Victoria Lomasko in Giornale di Brescia

'In Brescia, the art of Russian dissident Lomasko to affirm freedom and human rights' by Enrico Mirani
07 October 2022 She fled Russia on 5 March, 'because she was tired of living in that fascist country, where there are no freedoms and rights'. A cage for a dissident artist and writer, who draws and describes the world of the last, the deep Russia of the forgotten in the Putin era. Victoria Lomasko, 44, is a guest of Brescia.

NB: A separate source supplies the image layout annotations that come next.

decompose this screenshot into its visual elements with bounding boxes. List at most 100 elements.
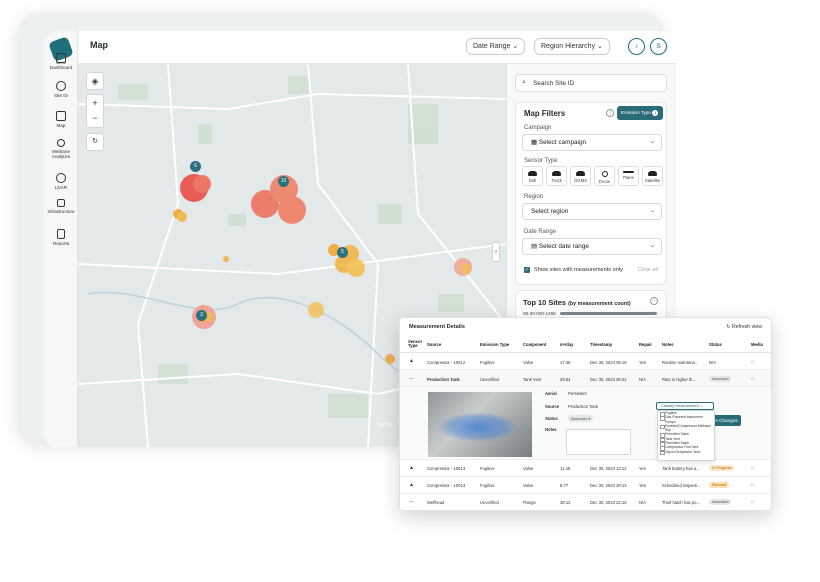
collapse-panel-button[interactable]: ›: [492, 242, 500, 262]
cluster-pin[interactable]: 10: [278, 176, 289, 187]
plane-icon: —: [409, 499, 414, 504]
classify-option[interactable]: Glycol Dehydrator Vent: [658, 450, 714, 456]
status-dropdown[interactable]: Assessed ▾: [568, 415, 594, 422]
chevron-down-icon: ⌄: [649, 139, 655, 145]
emission-type-button[interactable]: Emission Type 1 ⌄: [617, 106, 663, 129]
media-icon[interactable]: ⌂: [751, 482, 754, 488]
campaign-select[interactable]: ▦ Select campaign ⌄: [522, 134, 662, 151]
nav-infrastructure[interactable]: Infrastructure: [44, 199, 78, 214]
clear-all-link[interactable]: Clear all: [637, 267, 658, 273]
nav-map[interactable]: Map: [44, 111, 78, 128]
notes-textarea[interactable]: [566, 429, 631, 455]
sensor-plane[interactable]: Plane: [618, 166, 639, 186]
show-measurements-checkbox[interactable]: ✓: [524, 267, 530, 273]
table-row[interactable]: — Wellhead Unverified Flange 38.12 Dec 3…: [400, 494, 771, 510]
sensor-satellite[interactable]: Satellite: [642, 166, 663, 186]
plume-overlay: [438, 412, 518, 442]
sensor-drone[interactable]: Drone: [594, 166, 615, 186]
source-value: Production Tank: [568, 404, 598, 409]
avatar[interactable]: S: [650, 38, 667, 55]
nav-dashboard[interactable]: Dashboard: [44, 53, 78, 70]
date-range-label: Date Range: [473, 43, 511, 50]
nav-reports[interactable]: Reports: [44, 229, 78, 246]
top-sites-title-text: Top 10 Sites: [523, 298, 566, 307]
nav-site-id[interactable]: Site ID: [44, 81, 78, 98]
aerial-label: Aerial: [545, 391, 557, 396]
region-select[interactable]: Select region ⌄: [522, 203, 662, 220]
nav-label: Methane Analytics: [51, 149, 71, 159]
nav-ldar[interactable]: LDAR: [44, 173, 78, 190]
nav-label: Reports: [52, 241, 70, 246]
column-header: Timestamp: [590, 342, 613, 347]
sensor-type-group: Drill Truck OGMS Drone Plane Satellite: [522, 166, 668, 186]
sensor-label: OGMS: [573, 178, 588, 183]
rate-cell: 17.46: [560, 360, 571, 365]
media-icon[interactable]: ⌂: [751, 465, 754, 471]
gear-icon: [56, 173, 66, 183]
campaign-label: Campaign: [524, 125, 552, 131]
search-site-box[interactable]: ⌕ Search Site ID: [515, 74, 667, 92]
measurement-details-window: Measurement Details ↻ Refresh view Senso…: [399, 317, 772, 511]
source-label: Source: [545, 404, 560, 409]
date-range-select[interactable]: ▤ Select date range ⌄: [522, 238, 662, 255]
column-header: Notes: [662, 342, 674, 347]
date-range-value: Select date range: [538, 243, 589, 250]
emission-marker: [308, 302, 324, 318]
media-icon[interactable]: ⌂: [751, 359, 754, 365]
classify-option[interactable]: Gas-Powered Instrument Pumps: [658, 415, 714, 424]
scale-text: mi/day: [378, 422, 393, 428]
rate-cell: 8.77: [560, 483, 569, 488]
drill-icon: ▲: [409, 465, 414, 471]
sensor-drill[interactable]: Drill: [522, 166, 543, 186]
timestamp-cell: Dec 30, 2023 20:13: [590, 483, 627, 488]
status-badge: In Progress: [709, 465, 735, 471]
campaign-value: Select campaign: [538, 139, 587, 146]
region-hierarchy-dropdown[interactable]: Region Hierarchy ⌄: [534, 38, 610, 55]
bell-icon[interactable]: ♪: [628, 38, 645, 55]
chevron-down-icon: ⌄: [649, 243, 655, 249]
refresh-view-button[interactable]: ↻ Refresh view: [726, 324, 762, 330]
table-row[interactable]: ▲ Compressor - 10013 Fugitive Valve 11.4…: [400, 460, 771, 477]
column-header: Repair: [639, 342, 653, 347]
top-sites-subtitle: (by measurement count): [568, 301, 631, 307]
cluster-pin[interactable]: 6: [190, 161, 201, 172]
emission-marker: [461, 264, 471, 274]
sensor-truck[interactable]: Truck: [546, 166, 567, 186]
search-input[interactable]: Search Site ID: [533, 80, 574, 87]
sensor-label: Satellite: [644, 178, 661, 183]
classify-option[interactable]: Enabled/Compressor Methane Slip: [658, 424, 714, 433]
table-row[interactable]: ▲ Compressor - 10013 Fugitive Valve 8.77…: [400, 477, 771, 494]
column-header: Component: [523, 342, 547, 347]
timestamp-cell: Dec 30, 2023 13:12: [590, 466, 627, 471]
media-icon[interactable]: ⌂: [751, 376, 754, 382]
show-measurements-label: Show sites with measurements only: [534, 267, 623, 273]
truck-icon: [552, 171, 561, 176]
sensor-ogms[interactable]: OGMS: [570, 166, 591, 186]
measurement-details-title: Measurement Details: [409, 324, 465, 330]
emission-cell: Fugitive: [480, 466, 495, 471]
emission-cell: Unverified: [480, 500, 499, 505]
info-icon[interactable]: i: [650, 297, 658, 305]
nav-methane-analytics[interactable]: Methane Analytics: [44, 139, 78, 159]
table-row[interactable]: ▲ Compressor - 10012 Fugitive Valve 17.4…: [400, 353, 771, 370]
top-site-bar[interactable]: [560, 312, 657, 315]
classify-measurement-dropdown[interactable]: Classify Measurement ⌄: [656, 402, 714, 410]
date-range-label: Date Range: [524, 229, 557, 235]
grid-icon: ▦: [531, 139, 538, 146]
status-badge: Planned: [709, 482, 729, 488]
column-header: Sensor Type: [408, 339, 423, 349]
repair-cell: Yes: [639, 483, 646, 488]
emission-count-badge: 1: [652, 110, 659, 116]
date-range-dropdown[interactable]: Date Range ⌄: [466, 38, 526, 55]
cluster-pin[interactable]: 3: [196, 310, 207, 321]
emission-marker: [193, 175, 211, 193]
emission-cell: Fugitive: [480, 360, 495, 365]
cluster-pin[interactable]: 5: [337, 247, 348, 258]
info-icon[interactable]: i: [606, 109, 614, 117]
classify-label: Classify Measurement: [661, 404, 699, 408]
table-row-expanded[interactable]: — Production Tank Unverified Tank Vent 2…: [400, 370, 771, 387]
media-icon[interactable]: ⌂: [751, 499, 754, 505]
aerial-image[interactable]: [428, 392, 532, 457]
emission-type-label: Emission Type: [621, 110, 651, 115]
expanded-detail: Aerial Persistent Source Production Tank…: [400, 387, 771, 460]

From 12 November to 8 January, the Museo di Santa Giulia will host her exhibition The Last Soviet Artist. The title does not evoke nostalgia, if anything it signals the continuity of a system that has nothing to do with democracy. Lomasko, explains the curator of the exhibition, Elettra Stamboulis, "places himself in the midst of the realist tradition, albeit with a personal and synthetic trait, while the reaction to the concluded past saw the scene turn only to a rarefied and conceptual art".

 

The artist, Stamboulis emphasises, "gives face and voice to those who have no citizenship in today's Russia". Lomasko's exhibition - at her debut in Italy - is part of the Brescia Peace Festival, the third act of the Art and Rights cycle promoted by the Brescia Musei Foundation, after the exhibition of Turkish artist Zehra Dogan and Chinese artist Badiucao.

 

Dissidents
Yesterday, the latter was at the side of Victoria Lomasko at the presentation of the next event, in a kind of passing of the baton that will culminate on 12 October. On Wednesday, at 6 p.m., the Salone Vanvitelliano will host a talk open to the public to illustrate 'The Last Soviet Artist'. The language of art, stressed Brescia Musei president Francesca Bazoli, is 'extraordinary in conveying the message about rights'. The Foundation is committed to enhancing them, 'the challenge is to find artists who express dissent'. Like Dogan, Badiucao and Lomasko. The latter had already been contacted before the Russian invasion of Ukraine, her testimony is now even more relevant. Lomasko is considered the most important Russian graphic social artist, virtually unknown to the Italian public.

 

Brescia, commented mayor Emilio Del Bono, 'with its exhibitions shines a light on this historical period in which inalienable rights are being called into question. Dogan, Badiucao, Lomasko: these are tesserae of a mosaic to vindicate the validity of those rights'. The President of the Peace Festival, Roberto Cammarata, and Deputy Mayor Laura Castelletti, emphasised the indissoluble link between art and freedom.

 

Esule
Victoria Lomasko will be working in the ateliers of Brescia Musei these weeks to create specific works to be included in the exhibition. "Italy, and Brescia in particular, have welcomed me well," she said. "I am happy to be here." In Russia, he says, the situation is serious: 'The vast majority of the population can no longer make a living because of the extreme economic conditions'. Within a year, he commented, things could change because Putin will be in more and more trouble, caught between the protests of those who want freedom and the suffering of those who live in hardship. After his expatriation, Lomasko was 'happy to be able to breathe and live freely, to devote himself to art without problems, but in Europe I encountered many bureaucratic difficulties in obtaining residence permits. Now, in Italy, I feel welcome and accepted'.